Do I need all three tools, or can I use just one?

You can start with just the NVIDIA GPU Operator to get GPU devices working in Kubernetes. Add Volcano if you need batch scheduling with gang scheduling, fair queues, or multi-tenant GPU sharing. Add KubeRay if you want to run Ray-based distributed compute workloads. Many teams use only the GPU Operator initially and add Volcano or KubeRay as their requirements grow.

Can Volcano schedule non-GPU batch jobs?

Yes. Volcano is a general-purpose batch scheduler that handles any Kubernetes workload — GPU or not. Its gang scheduling, queue management, and fair sharing features work equally well for CPU-only jobs.

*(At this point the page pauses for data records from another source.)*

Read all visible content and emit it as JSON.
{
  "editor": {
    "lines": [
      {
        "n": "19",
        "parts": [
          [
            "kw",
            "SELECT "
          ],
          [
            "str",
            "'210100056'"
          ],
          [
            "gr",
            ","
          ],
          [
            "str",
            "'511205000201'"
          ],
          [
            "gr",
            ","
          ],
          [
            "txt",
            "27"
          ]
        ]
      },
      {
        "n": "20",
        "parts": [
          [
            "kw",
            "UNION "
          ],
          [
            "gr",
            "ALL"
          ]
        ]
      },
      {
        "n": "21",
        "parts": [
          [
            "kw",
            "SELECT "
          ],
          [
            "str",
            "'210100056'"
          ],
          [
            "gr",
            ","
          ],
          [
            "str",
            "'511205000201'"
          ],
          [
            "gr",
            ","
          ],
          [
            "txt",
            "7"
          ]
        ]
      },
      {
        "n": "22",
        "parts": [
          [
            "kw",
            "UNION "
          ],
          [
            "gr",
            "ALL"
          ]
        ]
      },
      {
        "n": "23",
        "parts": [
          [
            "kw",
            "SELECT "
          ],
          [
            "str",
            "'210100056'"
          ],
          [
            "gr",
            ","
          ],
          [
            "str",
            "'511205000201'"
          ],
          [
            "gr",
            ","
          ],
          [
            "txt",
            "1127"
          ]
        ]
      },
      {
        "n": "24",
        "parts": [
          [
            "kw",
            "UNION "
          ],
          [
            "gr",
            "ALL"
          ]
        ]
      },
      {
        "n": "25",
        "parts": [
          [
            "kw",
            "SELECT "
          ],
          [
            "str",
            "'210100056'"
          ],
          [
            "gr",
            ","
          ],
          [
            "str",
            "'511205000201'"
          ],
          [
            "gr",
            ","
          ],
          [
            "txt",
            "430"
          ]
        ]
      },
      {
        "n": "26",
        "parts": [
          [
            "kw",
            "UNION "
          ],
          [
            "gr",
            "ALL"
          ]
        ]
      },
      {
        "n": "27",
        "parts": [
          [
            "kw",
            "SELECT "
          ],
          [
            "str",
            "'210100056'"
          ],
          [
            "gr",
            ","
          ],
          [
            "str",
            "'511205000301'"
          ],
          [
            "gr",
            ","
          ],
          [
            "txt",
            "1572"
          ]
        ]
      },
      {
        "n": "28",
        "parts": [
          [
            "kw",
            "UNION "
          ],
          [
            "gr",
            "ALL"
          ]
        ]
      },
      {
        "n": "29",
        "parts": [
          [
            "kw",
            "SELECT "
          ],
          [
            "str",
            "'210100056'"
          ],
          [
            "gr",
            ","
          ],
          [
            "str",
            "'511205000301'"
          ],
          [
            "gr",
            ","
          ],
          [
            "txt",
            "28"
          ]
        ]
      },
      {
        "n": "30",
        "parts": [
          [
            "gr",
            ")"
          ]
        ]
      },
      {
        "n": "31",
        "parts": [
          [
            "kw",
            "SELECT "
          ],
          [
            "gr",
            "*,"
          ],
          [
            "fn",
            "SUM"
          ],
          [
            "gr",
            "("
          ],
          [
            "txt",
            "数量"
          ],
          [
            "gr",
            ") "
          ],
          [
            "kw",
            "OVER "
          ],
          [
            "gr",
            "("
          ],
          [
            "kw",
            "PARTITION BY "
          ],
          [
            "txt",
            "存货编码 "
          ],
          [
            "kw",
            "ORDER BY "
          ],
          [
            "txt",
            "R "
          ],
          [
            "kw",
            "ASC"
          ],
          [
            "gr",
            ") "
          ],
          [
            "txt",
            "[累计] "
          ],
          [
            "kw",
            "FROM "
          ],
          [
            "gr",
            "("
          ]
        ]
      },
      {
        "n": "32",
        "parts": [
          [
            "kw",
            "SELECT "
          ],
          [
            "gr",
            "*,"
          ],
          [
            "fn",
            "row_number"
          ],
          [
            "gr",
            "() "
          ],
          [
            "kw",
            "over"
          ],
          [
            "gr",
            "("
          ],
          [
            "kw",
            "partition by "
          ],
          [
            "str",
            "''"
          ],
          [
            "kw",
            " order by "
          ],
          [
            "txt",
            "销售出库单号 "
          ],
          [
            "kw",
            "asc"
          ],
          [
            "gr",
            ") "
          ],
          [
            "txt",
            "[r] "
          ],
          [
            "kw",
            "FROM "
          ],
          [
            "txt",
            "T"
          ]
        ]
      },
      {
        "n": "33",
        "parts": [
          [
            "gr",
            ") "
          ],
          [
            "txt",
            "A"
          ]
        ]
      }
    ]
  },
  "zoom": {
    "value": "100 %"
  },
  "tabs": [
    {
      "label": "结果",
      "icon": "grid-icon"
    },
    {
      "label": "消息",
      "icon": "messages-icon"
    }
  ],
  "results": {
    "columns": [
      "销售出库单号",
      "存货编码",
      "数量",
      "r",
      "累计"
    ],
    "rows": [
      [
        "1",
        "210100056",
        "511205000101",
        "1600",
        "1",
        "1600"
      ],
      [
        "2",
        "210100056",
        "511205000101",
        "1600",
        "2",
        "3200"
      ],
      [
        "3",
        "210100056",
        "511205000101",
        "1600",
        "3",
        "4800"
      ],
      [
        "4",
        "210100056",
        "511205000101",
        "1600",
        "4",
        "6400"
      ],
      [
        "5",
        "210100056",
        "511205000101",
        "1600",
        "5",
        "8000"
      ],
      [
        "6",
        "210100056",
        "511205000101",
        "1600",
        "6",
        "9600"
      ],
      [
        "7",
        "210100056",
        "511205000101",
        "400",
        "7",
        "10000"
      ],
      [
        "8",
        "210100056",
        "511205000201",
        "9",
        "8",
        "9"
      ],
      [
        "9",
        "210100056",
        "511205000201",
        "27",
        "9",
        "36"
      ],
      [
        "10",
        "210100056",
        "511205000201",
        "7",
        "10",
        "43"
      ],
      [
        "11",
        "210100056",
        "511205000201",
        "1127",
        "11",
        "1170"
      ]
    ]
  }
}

GPU awareness is an additional capability layered on top of the general batch scheduling features.

Does the NVIDIA GPU Operator support AMD GPUs?

No. The NVIDIA GPU Operator is specific to NVIDIA hardware. For AMD GPUs, use the AMD GPU Device Plugin (rocm/k8s-device-plugin) and the ROCm container toolkit. Volcano and KubeRay are GPU-vendor-agnostic and will work with any device plugin that exposes GPU resources.

How does GPU time-slicing work?

The NVIDIA GPU Operator can configure time-slicing, which allows multiple containers to share a single GPU by time-multiplexing access. The GPU is divided into time slices (e.g., 4 containers share one GPU, each getting 25% of compute time). This is configured via the GPU Operator’s time-slicing-config and is useful for development environments or low-utilization workloads.

What is MIG and when should I use it?

Multi-Instance GPU (MIG) is an NVIDIA feature on A100, H100, and L40S GPUs that physically partitions a single GPU into up to 7 independent GPU instances. Each MIG instance has dedicated compute cores, memory, and cache — providing true hardware isolation between tenants. Use MIG when you need strict quality-of-service guarantees for multi-tenant GPU clusters.

Can KubeRay autoscale based on GPU availability?

KubeRay’s built-in autoscaler scales worker pods based on Ray workload demand (pending tasks in the object store). However, it does not directly trigger Kubernetes cluster autoscaling for GPU nodes. For GPU-aware autoscaling, combine KubeRay with the Kubernetes Cluster Autoscaler configured with GPU node groups, or use Volcano’s queue-based resource management.

How do I monitor GPU health in a Kubernetes cluster?

The NVIDIA GPU Operator deploys DCGM Exporter, which exposes GPU metrics (utilization, temperature, memory usage, power consumption, ECC errors) as Prometheus metrics. These can be visualized in Grafana using the NVIDIA DCGM Exporter dashboard. Volcano adds scheduler-level metrics (queue utilization, pending jobs), and KubeRay provides Ray-specific metrics (actor utilization, task queue depth).